CHHOTA SHIGRI GLACIER, INDIAN HIMALAYAS, August 08, 2008 -- In the Indian Himalayas, you can literally hear the glaciers melting.
The river that rushes through the Lahaul-Spiti Valley is fed almost entirely by melt from the surrounding glaciers. The sound of the river's rapids has never been this loud. The level of the water has never been this high. In other words, the glaciers have never receded this quickly.
"I've never seen such a high water level in this river," says Syed Hasnain, a senior glaciologist at the Energy Resources Institute who has been visiting the Chhota Shigri glacier for 23 years.
"This is 100 percent glacial melt," he adds, standing at the base of the glacier, yelling over the sound of the river. "After 40 years or 50 years, there won't be any flow in this river, and the entire valley will be dried up."
The 15,000 Himalayan glaciers that create the "Water Tower of Asia" -- the largest block of fresh water outside the Polar Ice Caps -- have been melting forever. But they are suddenly melting so fast that they are drying up. It will take decades, but at the rate the earth is warming, they may simply disappear.
"Glaciers in the Himalaya are receding faster than in any other part of the world," the United Nation's Intergovernmental Panel on Climate Change warned last year. "If the present rate continues, the likelihood of them disappearing by the year 2035 and perhaps sooner is very high if the Earth keeps warming at the current rate."

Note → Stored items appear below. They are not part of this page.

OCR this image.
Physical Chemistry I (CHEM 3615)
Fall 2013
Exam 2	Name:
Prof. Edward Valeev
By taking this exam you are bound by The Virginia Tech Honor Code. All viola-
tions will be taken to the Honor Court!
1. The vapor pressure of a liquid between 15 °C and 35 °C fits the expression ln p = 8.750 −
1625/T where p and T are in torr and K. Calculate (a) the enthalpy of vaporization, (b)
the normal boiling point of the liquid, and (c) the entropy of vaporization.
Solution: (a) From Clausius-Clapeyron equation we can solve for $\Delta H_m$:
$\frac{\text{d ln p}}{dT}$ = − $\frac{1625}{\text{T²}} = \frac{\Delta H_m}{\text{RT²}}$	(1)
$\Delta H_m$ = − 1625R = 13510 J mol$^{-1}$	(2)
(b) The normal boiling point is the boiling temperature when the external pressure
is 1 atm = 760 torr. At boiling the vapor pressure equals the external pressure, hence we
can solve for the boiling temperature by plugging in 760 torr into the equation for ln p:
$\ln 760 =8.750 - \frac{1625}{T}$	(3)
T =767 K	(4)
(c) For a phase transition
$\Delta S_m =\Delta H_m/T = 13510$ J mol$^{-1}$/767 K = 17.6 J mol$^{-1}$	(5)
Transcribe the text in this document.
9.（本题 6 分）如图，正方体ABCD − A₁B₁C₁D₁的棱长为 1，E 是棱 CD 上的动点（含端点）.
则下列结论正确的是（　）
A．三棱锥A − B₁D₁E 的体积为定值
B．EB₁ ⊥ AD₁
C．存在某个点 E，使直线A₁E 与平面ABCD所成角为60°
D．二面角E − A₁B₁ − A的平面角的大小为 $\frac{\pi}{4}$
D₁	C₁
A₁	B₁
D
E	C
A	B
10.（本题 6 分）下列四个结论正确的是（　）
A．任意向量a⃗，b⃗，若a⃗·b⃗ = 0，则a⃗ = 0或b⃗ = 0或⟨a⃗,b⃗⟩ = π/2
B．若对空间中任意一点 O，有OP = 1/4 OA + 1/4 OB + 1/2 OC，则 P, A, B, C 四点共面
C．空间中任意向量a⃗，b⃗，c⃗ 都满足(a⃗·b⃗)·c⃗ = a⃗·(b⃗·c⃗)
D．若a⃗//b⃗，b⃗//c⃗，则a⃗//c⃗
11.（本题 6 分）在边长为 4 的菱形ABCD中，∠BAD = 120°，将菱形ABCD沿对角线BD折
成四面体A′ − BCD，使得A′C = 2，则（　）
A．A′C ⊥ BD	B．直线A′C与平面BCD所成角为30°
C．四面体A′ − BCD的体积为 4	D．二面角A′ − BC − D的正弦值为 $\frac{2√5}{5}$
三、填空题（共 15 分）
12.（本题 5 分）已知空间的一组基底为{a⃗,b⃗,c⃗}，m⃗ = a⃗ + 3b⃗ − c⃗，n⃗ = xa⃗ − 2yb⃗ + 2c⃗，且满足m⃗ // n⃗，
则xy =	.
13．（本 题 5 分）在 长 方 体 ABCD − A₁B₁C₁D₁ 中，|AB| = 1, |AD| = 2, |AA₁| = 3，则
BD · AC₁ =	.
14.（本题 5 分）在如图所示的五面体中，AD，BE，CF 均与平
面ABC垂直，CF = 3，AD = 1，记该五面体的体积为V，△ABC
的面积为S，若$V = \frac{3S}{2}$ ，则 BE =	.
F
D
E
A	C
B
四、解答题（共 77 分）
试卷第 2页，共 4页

The consequences of that would be enormous. More than a billion people need the rivers supported by the Himalayan glaciers to survive. Across Pakistan, India, Nepal, Bhutan and Bangladesh, rivers that flow from the glaciers give people their water for drinking, irrigation and hydropower.
"We are going to be doomed in the future," Hasnain says. The "entire global community will be affected. It's not only the region will be affected."
And, in India, climate change could imperil the world's oldest religion.
More than 400 million people live off the Ganges River, and the world's billion Hindus consider its water sacred. One drop of Ganges water, they believe, can cure a lifetime of sin.
The glacier that feeds the Ganges, the Gangotri, is melting three times as fast as it was last century.
"Global warming, I think, will finish the globe, will finish Ganga, will finish all of us," says Veer Bhadra Mishra, former chairman of civil engineering at Banaras Hindu University, referring to the Ganges by its commonly used name, Mother Ganga. "We are an endangered species of human beings, and we need your attention, and we need your support, so that our life is saved, and our culture is saved."
Why the Glaciers Are Melting
An hour north of Minali, a town built into the side of the Himalayas (Indians call it a "hill station"), the road turns into a steep hill that leads to the Rohtang Pass. The pass is actually a flat field, surrounded by mountain peaks. It is the largest mountain range on earth.
Mist rolls in and reduces visibility to a few hundred feet. After it leaves, the lines of the mountains are crisp against the blue sky. Even in the summer, their peaks are snowy. The air is thin and cool.